That quote was from the resignation letter of Christina Smyth, a now-former member of the New York City Rent Guidelines Board who left the body hours before it signed off on Mayor Zohran Mamdani’s extensive rent freeze in the city.
The proposal passed by a 7-1 vote Thursday and will allow a rent freeze on about one million rent-stabilized apartments in New York City.
This new policy delivers on one of Mamdani’s big campaign promises, but Smyth wrote that the decision was made on the “campaign trail” and not by compelling facts that it would be a successful policy for renters or landlords.
She further wrote that the board “stopped being a fact-finding body” and was reconstructed by Mamdani to deliver a rent freeze that he wanted no matter what.

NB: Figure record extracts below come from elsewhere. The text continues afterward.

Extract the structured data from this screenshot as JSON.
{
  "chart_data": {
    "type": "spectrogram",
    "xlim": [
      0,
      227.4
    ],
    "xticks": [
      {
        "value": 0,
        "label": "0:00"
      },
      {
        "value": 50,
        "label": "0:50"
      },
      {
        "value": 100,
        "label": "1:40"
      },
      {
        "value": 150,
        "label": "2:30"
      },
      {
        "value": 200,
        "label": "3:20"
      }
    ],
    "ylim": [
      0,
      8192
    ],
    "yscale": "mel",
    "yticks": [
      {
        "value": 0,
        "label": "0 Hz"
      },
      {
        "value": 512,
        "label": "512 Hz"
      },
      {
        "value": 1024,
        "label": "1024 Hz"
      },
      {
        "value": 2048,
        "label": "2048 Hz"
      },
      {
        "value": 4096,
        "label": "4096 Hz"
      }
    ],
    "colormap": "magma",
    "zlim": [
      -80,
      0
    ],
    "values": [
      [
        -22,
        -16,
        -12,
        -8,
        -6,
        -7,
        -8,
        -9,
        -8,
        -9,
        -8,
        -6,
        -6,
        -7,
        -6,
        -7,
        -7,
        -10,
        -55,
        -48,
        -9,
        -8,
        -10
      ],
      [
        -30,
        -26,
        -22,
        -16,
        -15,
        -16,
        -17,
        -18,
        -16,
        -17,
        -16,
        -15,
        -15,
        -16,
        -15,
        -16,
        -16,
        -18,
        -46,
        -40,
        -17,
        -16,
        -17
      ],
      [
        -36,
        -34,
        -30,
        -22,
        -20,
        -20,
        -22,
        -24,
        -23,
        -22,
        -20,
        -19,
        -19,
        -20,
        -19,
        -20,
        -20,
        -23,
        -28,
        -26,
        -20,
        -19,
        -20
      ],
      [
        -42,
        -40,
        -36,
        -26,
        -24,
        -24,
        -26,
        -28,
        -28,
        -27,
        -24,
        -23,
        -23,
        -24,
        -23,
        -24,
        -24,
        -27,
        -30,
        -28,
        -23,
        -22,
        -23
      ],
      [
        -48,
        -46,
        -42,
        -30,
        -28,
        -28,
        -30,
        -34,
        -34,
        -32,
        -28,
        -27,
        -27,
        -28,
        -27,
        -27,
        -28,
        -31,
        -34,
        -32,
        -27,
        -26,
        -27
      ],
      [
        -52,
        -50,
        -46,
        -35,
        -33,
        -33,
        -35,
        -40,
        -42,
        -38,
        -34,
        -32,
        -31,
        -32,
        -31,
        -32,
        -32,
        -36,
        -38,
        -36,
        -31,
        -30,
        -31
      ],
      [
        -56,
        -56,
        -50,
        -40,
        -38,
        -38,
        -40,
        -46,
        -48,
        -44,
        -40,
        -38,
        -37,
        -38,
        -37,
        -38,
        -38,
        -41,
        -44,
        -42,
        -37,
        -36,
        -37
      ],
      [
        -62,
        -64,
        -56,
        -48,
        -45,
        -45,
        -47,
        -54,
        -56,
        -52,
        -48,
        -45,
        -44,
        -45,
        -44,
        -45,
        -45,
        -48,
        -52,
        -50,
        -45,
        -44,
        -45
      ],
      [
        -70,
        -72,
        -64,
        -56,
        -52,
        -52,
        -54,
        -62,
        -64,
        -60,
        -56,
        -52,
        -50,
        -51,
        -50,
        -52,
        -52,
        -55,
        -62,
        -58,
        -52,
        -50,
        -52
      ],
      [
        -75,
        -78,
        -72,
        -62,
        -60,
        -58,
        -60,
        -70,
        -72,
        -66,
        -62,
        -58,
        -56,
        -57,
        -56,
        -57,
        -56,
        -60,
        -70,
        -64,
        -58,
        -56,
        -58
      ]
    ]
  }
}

The board chair responded to Smyth’s resignation by writing that it remained independent. However, Smyth insisted that the board’s own research revealed major warning signs for the rent freeze policy.
“Here is what the board’s own research shows: Operating costs for rent-stabilized buildings have risen faster than inflation,” she wrote. “Property taxes are up. Fuel, water, and labor are up. The NYC Water Board, just last week, voted for a 6% increase for Fiscal Year 2027, right when the freeze will be in full swing. Net operating income is falling. Buildings are running out of room to absorb these costs.”

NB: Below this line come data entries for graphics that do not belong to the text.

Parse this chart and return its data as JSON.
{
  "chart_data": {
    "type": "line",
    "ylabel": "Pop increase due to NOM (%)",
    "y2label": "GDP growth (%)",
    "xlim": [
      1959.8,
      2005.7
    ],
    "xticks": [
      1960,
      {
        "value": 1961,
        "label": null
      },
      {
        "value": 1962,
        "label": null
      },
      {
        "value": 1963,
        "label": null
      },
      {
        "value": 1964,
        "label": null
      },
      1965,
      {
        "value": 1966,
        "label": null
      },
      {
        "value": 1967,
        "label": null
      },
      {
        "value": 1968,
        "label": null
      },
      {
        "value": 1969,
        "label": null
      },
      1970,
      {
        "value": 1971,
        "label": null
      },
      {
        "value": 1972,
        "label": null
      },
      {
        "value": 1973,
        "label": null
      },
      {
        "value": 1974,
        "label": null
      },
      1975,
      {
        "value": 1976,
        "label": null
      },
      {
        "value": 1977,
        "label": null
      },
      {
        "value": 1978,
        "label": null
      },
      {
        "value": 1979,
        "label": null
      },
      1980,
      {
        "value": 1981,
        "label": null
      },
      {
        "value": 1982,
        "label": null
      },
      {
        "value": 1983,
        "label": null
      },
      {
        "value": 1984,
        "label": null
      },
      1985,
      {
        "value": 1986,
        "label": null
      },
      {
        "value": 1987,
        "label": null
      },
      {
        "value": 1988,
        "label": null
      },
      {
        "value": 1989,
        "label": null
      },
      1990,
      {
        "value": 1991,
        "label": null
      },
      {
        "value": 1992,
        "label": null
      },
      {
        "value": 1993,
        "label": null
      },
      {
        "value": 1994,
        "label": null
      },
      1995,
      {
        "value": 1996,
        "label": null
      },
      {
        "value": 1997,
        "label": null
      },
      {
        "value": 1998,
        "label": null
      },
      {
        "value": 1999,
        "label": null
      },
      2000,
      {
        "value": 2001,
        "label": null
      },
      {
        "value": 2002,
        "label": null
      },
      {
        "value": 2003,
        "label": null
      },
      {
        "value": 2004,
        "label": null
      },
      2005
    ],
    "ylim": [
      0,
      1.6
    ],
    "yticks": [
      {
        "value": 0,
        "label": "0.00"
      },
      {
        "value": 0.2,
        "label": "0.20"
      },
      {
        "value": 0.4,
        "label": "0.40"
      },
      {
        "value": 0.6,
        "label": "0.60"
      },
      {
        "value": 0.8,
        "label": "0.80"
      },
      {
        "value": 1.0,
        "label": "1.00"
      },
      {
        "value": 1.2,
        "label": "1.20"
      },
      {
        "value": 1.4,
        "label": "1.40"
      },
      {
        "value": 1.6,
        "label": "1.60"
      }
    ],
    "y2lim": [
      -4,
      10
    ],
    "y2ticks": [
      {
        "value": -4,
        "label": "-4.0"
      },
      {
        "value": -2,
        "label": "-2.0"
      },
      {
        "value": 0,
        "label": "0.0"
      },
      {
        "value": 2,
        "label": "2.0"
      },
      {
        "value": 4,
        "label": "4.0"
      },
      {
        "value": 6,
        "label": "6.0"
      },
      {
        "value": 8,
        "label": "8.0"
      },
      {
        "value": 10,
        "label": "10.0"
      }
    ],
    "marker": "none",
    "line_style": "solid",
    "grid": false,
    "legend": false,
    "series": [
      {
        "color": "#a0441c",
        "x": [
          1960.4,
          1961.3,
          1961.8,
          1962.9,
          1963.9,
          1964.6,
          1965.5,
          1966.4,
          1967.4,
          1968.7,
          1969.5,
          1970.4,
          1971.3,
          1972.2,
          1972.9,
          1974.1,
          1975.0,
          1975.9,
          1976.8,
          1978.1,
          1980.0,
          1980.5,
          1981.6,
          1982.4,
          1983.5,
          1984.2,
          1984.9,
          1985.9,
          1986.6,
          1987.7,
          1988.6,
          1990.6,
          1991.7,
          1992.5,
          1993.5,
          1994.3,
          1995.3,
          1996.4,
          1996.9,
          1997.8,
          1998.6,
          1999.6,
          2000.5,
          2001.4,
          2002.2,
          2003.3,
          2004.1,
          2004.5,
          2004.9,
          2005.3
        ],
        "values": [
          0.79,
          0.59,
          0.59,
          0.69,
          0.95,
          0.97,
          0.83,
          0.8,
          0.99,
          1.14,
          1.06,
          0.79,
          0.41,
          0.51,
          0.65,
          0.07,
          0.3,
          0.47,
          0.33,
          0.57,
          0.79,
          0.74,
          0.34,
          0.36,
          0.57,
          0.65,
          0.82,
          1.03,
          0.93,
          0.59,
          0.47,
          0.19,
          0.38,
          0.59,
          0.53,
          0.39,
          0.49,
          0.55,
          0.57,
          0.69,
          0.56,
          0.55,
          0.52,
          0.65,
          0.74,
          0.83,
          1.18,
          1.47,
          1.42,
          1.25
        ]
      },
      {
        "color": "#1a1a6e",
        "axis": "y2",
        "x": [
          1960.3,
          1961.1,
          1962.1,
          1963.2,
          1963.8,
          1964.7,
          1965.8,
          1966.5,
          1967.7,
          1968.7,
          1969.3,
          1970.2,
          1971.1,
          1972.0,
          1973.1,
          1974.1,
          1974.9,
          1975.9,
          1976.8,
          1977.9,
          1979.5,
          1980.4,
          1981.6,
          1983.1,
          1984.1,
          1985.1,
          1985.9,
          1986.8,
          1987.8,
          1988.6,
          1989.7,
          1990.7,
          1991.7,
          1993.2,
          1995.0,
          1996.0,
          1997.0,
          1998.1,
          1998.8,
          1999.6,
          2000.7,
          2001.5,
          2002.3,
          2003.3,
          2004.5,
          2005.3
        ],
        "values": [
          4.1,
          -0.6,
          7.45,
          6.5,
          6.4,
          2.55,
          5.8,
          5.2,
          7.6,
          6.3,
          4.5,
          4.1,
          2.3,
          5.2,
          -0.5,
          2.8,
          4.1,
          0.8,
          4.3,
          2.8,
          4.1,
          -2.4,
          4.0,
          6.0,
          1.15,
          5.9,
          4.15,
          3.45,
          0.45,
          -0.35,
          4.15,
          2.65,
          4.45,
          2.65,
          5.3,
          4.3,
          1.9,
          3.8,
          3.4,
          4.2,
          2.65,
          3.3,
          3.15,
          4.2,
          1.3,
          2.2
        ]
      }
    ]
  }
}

Smyth wrote that the rising cost of running buildings and suppressed rents will mean that landlords will avoid the costs of maintenance with increasing frequency.
“When these buildings fail, it is not the people who cast these votes who pay the price,” she wrote. “It is a building with a broken boiler. It is the family in the building no one is maintaining. They are the ones with the most to lose, and they are the ones I am most worried about.”
She’s essentially saying that the policy will incentivize landlords to become slum lords. And she wasn’t alone in her criticism of the process and the result.
Ann Korchak, board president of the Small Property Owners of New York, called the decision an “absolute farce,” CBS News reported. She said that while the vote had a quorum, only half the members of the board—nearly all Mamdani allies—were present.
“The resignation of the only principled RGB member and the board’s only meaningful advocate for small owners validated our greatest fear, that the majority Mamdani-appointed RGB would cave to the political demands of City Hall,” Korchak said.
The lone dissenting vote, Arpit Gupta, wrote in City Journal Thursday that the policy threatens “the long-term viability of a large share of the city’s rental housing.”
That’s because such rent freezes have proven to create “severe” long-term costs.
Gupta, an appointee of former mayor Eric Adams, pointed to some historical examples of the unintended consequences of rent freezes.
“Mumbai, for instance, froze rents in 1947 as a temporary relief measure; the consequences are still visible today in dilapidated buildings so starved of maintenance that many have fallen down. New York City has experienced a version of this dynamic, too, in the form of the nickel subway fare. Held at 5 cents from 1904 to 1948, the fare slowly bankrupted the private transit companies that had built out the system, until they collapsed into public ownership and the system entered a long decline that took decades to reverse,” Gupta wrote.
He added that the rent freeze may provide temporary relief for some renters, but that it ultimately “produces deteriorating assets and, eventually, public bailouts and takeovers.”
I’d suggest that Mamdani and his socialist friends don’t care. In fact, ruining the market before a public takeover might be the point.
After all, Mamdani’s communist housing czar, Cea Weaver, has said that she’s in favor of moving away from the idea of private property ownership. She hoped that this policy would hurt white property owners in particular. The ultimate effect of the policy will be to spread misery to people of all racial and religious backgrounds: quite progressive.
Smyth and Gupta are almost certainly correct that the rent freeze is bad, that it’s unsupported by history and data, and that there are other policies that would produce better outcomes.
But those facts are going to get steamrolled by the feelings of Mamdani’s democratic socialist army that this time it’s all going to work out, the kulaks must pay, the proletariat (well, actually the young, downwardly mobile upper middle-class elites) will triumph.
If it wasn’t clear before it should be obvious now: Mamdani may make some concessions to reality, but he does plan to govern like a socialist as he promised.
But the voters of New York City made this choice; they’ll have to suffer the little children.